Погребение Миколая состоялось через три дня после его смерти. На похороны его съехалось довольно много соседей, пожелавших почтить память старика, который снискал всеобщее уважение и любовь, хотя был просто слугой. Схоронили старца в нашем фамильном склепе, а гроб его поставили подле гроба деда моего, полковника. В течение всей церемонии погребения я ни на минуту не покидал Ганю. Она со мной приехала в санках, и я хотел, чтобы она со мной же вернулась, но ксендз Людвик велел мне подойти к соседям и пригласить их с кладбища наехать к нам —  погреться и закусить. Тем временем с Ганей остался товарищ мой и друг Мирза-Давидович, сын жившего по соседству помещика Мирзы-Давидовича, татарина и магометанина, предки которого поселились у нас в незапамятные времена и давным-давно получили здешнее гражданство и шляхетское звание. Мне пришлось сесть с Устжицкими, а Ганя с мадам д'Ив и молодым Давидовичем поехала в других санях. Я видел, как этот славный малый укутал ее собственной шубой, потом взял у кучера вожжи, крикнув, погнал лошадей, и они помчались, как вихрь. Вернувшись домой, Ганя ушла в горенку деда плакать, а я не мог поспешить за ней, так как вынужден был вместе с ксендзом Людвиком принимать гостей.

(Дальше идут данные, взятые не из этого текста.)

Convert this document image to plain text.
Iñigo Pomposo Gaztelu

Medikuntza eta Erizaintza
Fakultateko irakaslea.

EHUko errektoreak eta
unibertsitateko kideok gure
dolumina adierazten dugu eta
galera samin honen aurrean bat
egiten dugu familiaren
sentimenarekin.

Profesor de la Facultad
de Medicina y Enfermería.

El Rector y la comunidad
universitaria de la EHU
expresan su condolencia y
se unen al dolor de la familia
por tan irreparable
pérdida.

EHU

Наконец все разъехались, кроме Мирзы-Давидовича; он тоже учился в седьмом классе и должен был у нас остаться до конца рождества, чтобы вместе со мной готовиться к экзамену на аттестат зрелости, но так же, как и я, собирался немного заниматься, а больше ездить верхом, стрелять из пистолетов в цель, фехтовать и охотиться —  занятия, которые мы оба заметно предпочитали переводам «Анналов» Тацита и Ксенофонтовой «Киропедии». Мирза был веселый малый, сорванец и озорник, вспыльчивый, как искра, но в высшей степени симпатичный. В доме у нас все его очень любили, кроме отца моего, которого сердило, что молодой татарин стрелял и фехтовал лучше меня. Зато мадам д'Ив души в нем не чаяла, потому что по-французски он говорил, как парижанин, и, не закрывая рта, болтал, острил и развлекал француженку лучше нас всех.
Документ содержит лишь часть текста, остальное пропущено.